The car went through several harsh tests to discover how it handles wear and tear.

Ford has the “Built Ford Tough” slogan that the Blue Oval Stands by, arguing its vehicles are extra durable, particularly the ones destined for heavier duty use. But the manufacturer says it still builds all its vehicles tough, including its first proper mass market electric vehicle, the Mustang Mach-E.

In a recently published press release, Ford explains what it put the Mach-E through in order to see how well it copes with wear and tear. These torture tests simulate more difficult situations that the car could face, such as a high-pressure car wash, driving on gravel roads at 60 mph (96 km/h) to see how easily the paint chips or how durable the windscreen is, among others.

Donna Dickson, chief programme engineer for the Mustang Mach-E explains that

We have gone to great lengths to subject Mustang Mach-E to extreme tests – stressing it much more than a typical consumer would – to help ensure it is ready to face the rigor of the open road. Electric vehicles shouldn’t be limited to nicely paved city streets and suburbia. We tested Mustang Mach-E so that customers can confidently live on or adventure down gravel roads and not worry about their paint easily chipping.

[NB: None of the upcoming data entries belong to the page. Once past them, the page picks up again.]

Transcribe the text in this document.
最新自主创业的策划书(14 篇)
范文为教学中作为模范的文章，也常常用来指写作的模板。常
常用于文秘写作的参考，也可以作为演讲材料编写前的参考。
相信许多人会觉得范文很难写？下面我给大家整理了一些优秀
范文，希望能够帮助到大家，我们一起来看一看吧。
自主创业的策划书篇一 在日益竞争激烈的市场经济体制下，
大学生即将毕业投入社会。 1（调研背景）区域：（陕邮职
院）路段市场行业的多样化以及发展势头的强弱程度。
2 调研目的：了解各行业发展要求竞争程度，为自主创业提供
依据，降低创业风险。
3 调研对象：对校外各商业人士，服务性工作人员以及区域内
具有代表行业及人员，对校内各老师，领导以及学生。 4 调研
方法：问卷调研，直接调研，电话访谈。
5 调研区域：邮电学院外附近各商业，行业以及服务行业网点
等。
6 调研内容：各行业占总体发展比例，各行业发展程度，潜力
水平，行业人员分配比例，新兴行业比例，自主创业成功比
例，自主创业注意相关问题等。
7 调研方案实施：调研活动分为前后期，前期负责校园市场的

The vehicle was put through what Ford describes as a brutal high-pressure (at up to 1,700 PSI) suds-free conveyor wash sixty times, simulating the equivalent of two years’ worth of washing the vehicle every two weeks. Possibly the most amusing wear test that it was put through was the so-called robotic butt test.

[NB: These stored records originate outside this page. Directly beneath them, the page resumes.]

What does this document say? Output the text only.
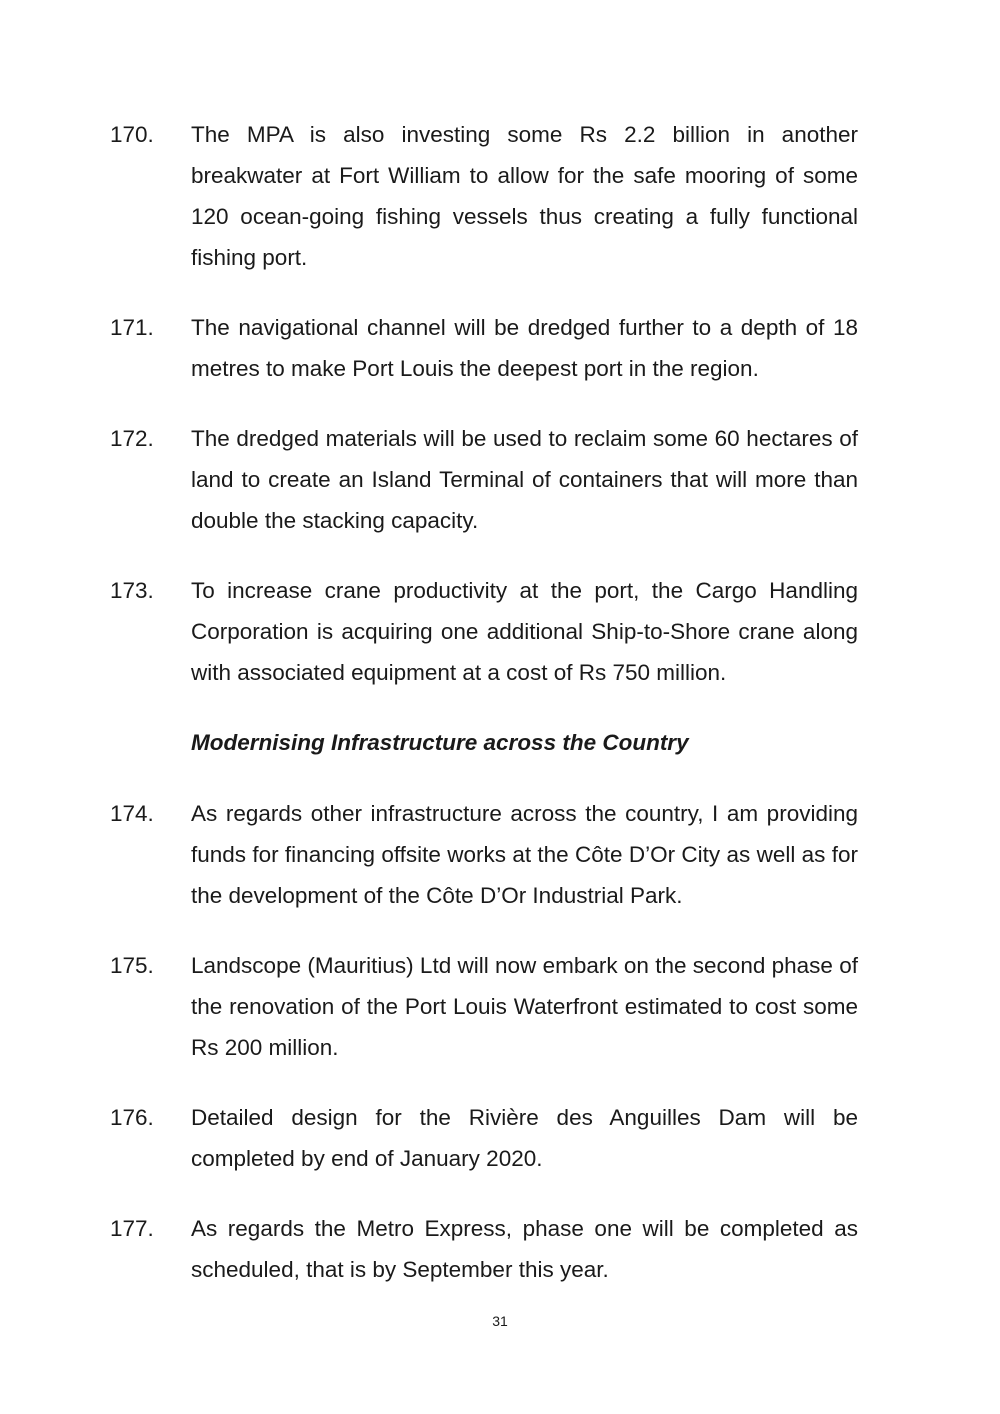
170.	The MPA is also investing some Rs 2.2 billion in another breakwater at Fort William to allow for the safe mooring of some 120 ocean-going fishing vessels thus creating a fully functional fishing port.
171.	The navigational channel will be dredged further to a depth of 18 metres to make Port Louis the deepest port in the region.
172.	The dredged materials will be used to reclaim some 60 hectares of land to create an Island Terminal of containers that will more than double the stacking capacity.
173.	To increase crane productivity at the port, the Cargo Handling Corporation is acquiring one additional Ship-to-Shore crane along with associated equipment at a cost of Rs 750 million.
Modernising Infrastructure across the Country
174.	As regards other infrastructure across the country, I am providing funds for financing offsite works at the Côte D’Or City as well as for the development of the Côte D’Or Industrial Park.
175.	Landscope (Mauritius) Ltd will now embark on the second phase of the renovation of the Port Louis Waterfront estimated to cost some Rs 200 million.
176.	Detailed design for the Rivière des Anguilles Dam will be completed by end of January 2020.
177.	As regards the Metro Express, phase one will be completed as scheduled, that is by September this year.
31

Ford’s engineering team affectionately dubbed it ‘robutt’ and all it does is simulate a person getting in and out of the vehicle repeatedly, causing accelerated wear on the seat. Robutt simulated ingress and egress at least 25,000 for this vehicle to make sure the seat was up to the task. 

The Mach-E’s big 15.5-inch central infotainment screen was also tested for durability. Ford says it has a special coating that makes it withstand anything the average user could throw at it. They even yanked on the rotary control that is actually glued onto the lower part of the screen and it appeared to be stuck on there quite well.

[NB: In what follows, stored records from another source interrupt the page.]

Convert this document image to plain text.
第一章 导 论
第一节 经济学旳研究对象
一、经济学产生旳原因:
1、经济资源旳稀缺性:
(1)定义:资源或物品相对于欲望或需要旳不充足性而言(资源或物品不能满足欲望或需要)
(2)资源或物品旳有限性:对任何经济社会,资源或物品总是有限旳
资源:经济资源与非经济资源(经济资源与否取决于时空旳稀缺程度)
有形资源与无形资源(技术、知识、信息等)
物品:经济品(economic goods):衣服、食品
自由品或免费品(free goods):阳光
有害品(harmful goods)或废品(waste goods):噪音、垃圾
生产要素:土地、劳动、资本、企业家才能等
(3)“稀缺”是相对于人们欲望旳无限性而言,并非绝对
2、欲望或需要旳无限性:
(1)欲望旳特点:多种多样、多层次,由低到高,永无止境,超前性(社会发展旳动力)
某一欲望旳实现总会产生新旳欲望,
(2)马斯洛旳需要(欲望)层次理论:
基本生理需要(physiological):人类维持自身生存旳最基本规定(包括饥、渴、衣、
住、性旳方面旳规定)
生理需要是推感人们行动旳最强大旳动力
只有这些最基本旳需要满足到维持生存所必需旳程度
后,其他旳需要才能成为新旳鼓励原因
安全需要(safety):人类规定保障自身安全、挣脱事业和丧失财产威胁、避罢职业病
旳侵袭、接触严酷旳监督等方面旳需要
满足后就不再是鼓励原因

Donna Dickson also pointed out that

The screen in the Mustang Mach-E is so crucial to the driving experience. It’s the centrepiece of the interior and people’s eyes just naturally go right to it. We knew we had to go above and beyond to make sure it is durable enough to withstand daily customer interactions — think purses and bags hitting it, pets bumping into it, children playing with it and so on. You need that deep customer understanding to identify the potential issues and work to prevent them.